Questo inevitabilmente porta ad una forte tensione tra la libera circolazione, che è vista come un volano per l’innovazione e una disciplina della privacy fortemente garantista. «Il cortocircuito c’è, è innegabile. E il modo in cui le istituzione europee tentano di superarlo è quello di ribadire le garanzie sulla tutela dei dati, così da garantire la fiducia nella regolamentazione. Tuttavia rimane un tentativo un po’ ipocrita di risolvere il problema».

Salute, ricerche e mail sono tutti servizi che generano dati che uniti potrebbero avere un enorme potere finanziario. Potere che le grandi compagnie Tech stanno cercando di convogliare nel settore finanziario.

Come dimostra l’ascesa in campo nel mercato delle assicurazioni da parte di Google. La settimana scorsa Verily, la consociata di Alphabet che si occupa di servizi sanitari, ha infatti annunciato la nascita di una nuova filiale, Coefficient Insurance, attiva nel settore assicurativo, e che sarà supportata da Swiss Re Corporate Solutions, l’unità assicurativa del gruppo Swiss Re.

La società venderà un’assicurazione stop-loss, che aiuterà a coprire richiesta di risarcimento ingenti contro i datori di lavoro che autofinanziano le loro polizze sanitarie. Solitamente i datori, quando stipulano una polizza, fissano una soglia massima che sono disposti a coprire e l’assicurazione stop loss copre il resto quando la soglia viene superata.
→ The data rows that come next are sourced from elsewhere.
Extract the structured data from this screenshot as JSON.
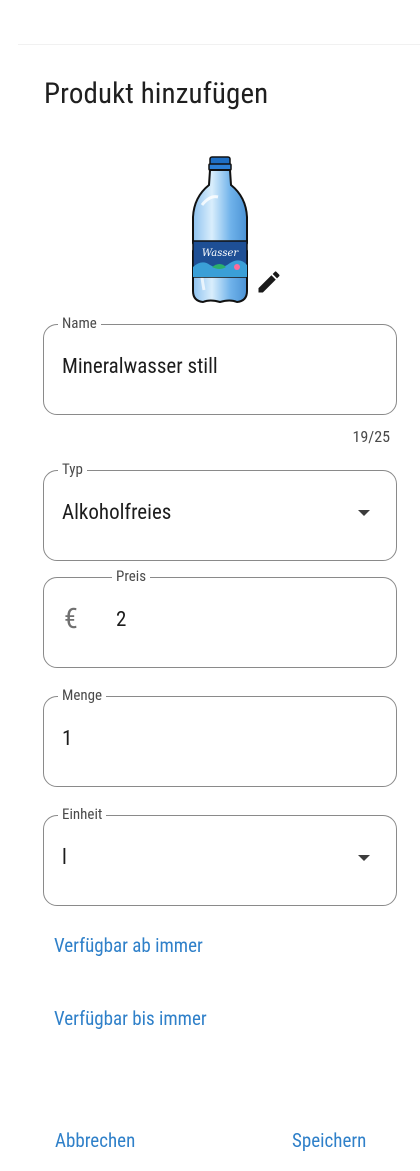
{
  "dialog": {
    "title": "Produkt hinzufügen"
  },
  "product_image": {
    "label_text": "Wasser"
  },
  "name_field": {
    "label": "Name",
    "value": "Mineralwasser still",
    "counter": "19/25"
  },
  "type_field": {
    "label": "Typ",
    "value": "Alkoholfreies"
  },
  "price_field": {
    "label": "Preis",
    "currency_symbol": "€",
    "value": "2"
  },
  "quantity_field": {
    "label": "Menge",
    "value": "1"
  },
  "unit_field": {
    "label": "Einheit",
    "value": "l"
  },
  "availability": {
    "from_label": "Verfügbar ab immer",
    "until_label": "Verfügbar bis immer"
  },
  "actions": {
    "cancel_label": "Abbrechen",
    "save_label": "Speichern"
  },
  "colors": {
    "accent": "#2f80c9",
    "outline": "#8a8a8a",
    "title": "#1f1f1f"
  },
  "icons": {
    "edit": "pencil-icon",
    "dropdown": "arrow-drop-down-icon",
    "currency": "euro-icon"
  }
}
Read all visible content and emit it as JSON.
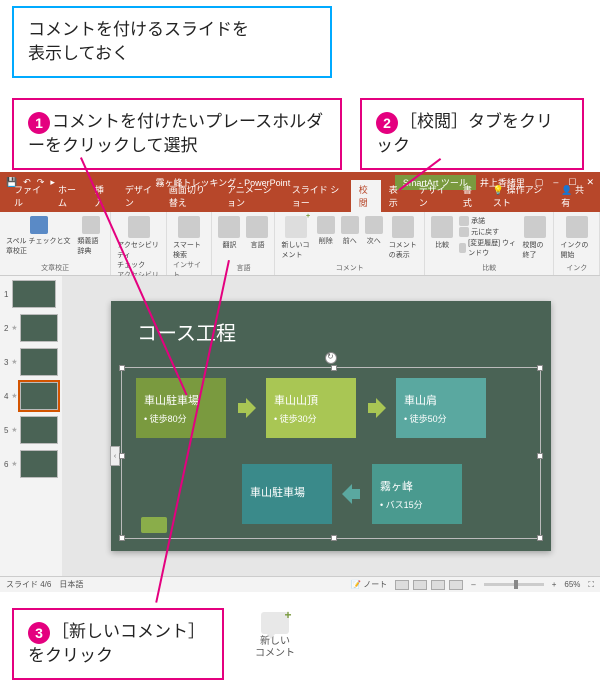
{
  "callouts": {
    "intro": "コメントを付けるスライドを\n表示しておく",
    "step1": "コメントを付けたいプレースホルダーをクリックして選択",
    "step2": "［校閲］タブをクリック",
    "step3": "［新しいコメント］をクリック"
  },
  "stepNums": {
    "s1": "1",
    "s2": "2",
    "s3": "3"
  },
  "titlebar": {
    "docTitle": "霧ヶ峰トレッキング - PowerPoint",
    "toolContext": "SmartArt ツール",
    "userName": "井上香緒里"
  },
  "tabs": {
    "file": "ファイル",
    "home": "ホーム",
    "insert": "挿入",
    "design": "デザイン",
    "transitions": "画面切り替え",
    "animations": "アニメーション",
    "slideshow": "スライド ショー",
    "review": "校閲",
    "view": "表示",
    "saDesign": "デザイン",
    "saFormat": "書式",
    "tell": "操作アシスト",
    "share": "共有"
  },
  "ribbon": {
    "g1": {
      "label": "文章校正",
      "b1": "スペル チェックと文章校正",
      "b2": "類義語辞典"
    },
    "g2": {
      "label": "アクセシビリティ",
      "b1": "アクセシビリティ\nチェック"
    },
    "g3": {
      "label": "インサイト",
      "b1": "スマート検索"
    },
    "g4": {
      "label": "言語",
      "b1": "翻訳",
      "b2": "言語"
    },
    "g5": {
      "label": "コメント",
      "b1": "新しいコメント",
      "b2": "削除",
      "b3": "前へ",
      "b4": "次へ",
      "b5": "コメントの表示"
    },
    "g6": {
      "label": "比較",
      "b1": "比較",
      "b2": "承諾",
      "b3": "元に戻す",
      "b4": "[変更履歴] ウィンドウ",
      "b5": "校閲の終了"
    },
    "g7": {
      "label": "インク",
      "b1": "インクの開始"
    }
  },
  "slide": {
    "title": "コース工程",
    "boxes": {
      "b1t": "車山駐車場",
      "b1s": "徒歩80分",
      "b2t": "車山山頂",
      "b2s": "徒歩30分",
      "b3t": "車山肩",
      "b3s": "徒歩50分",
      "b4t": "車山駐車場",
      "b5t": "霧ヶ峰",
      "b5s": "バス15分"
    }
  },
  "thumbs": [
    "1",
    "2",
    "3",
    "4",
    "5",
    "6"
  ],
  "status": {
    "slideInfo": "スライド 4/6",
    "lang": "日本語",
    "notes": "ノート",
    "zoom": "65%"
  },
  "bottomIcon": {
    "label": "新しい\nコメント"
  }
}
In sostanza Verily, aggiungendo all’equazione la sua elaborazione dei dati e la sua abilità tecnologica, spera di aiutarli a customizzare le polizze che offrono per poter prevenire e controllare meglio la spesa sanitaria per singolo dipendente. Il che potrebbe portare il datore di lavoro ad identificare e monitorare, tramite smartphone, i dipendenti con problemi di salute. In questo senso la consociata di Google, potrebbe presto iniziare a monitorare i dipendenti a rischio tramite i loro smartphone e persino a guidarli verso stili di vita più sani.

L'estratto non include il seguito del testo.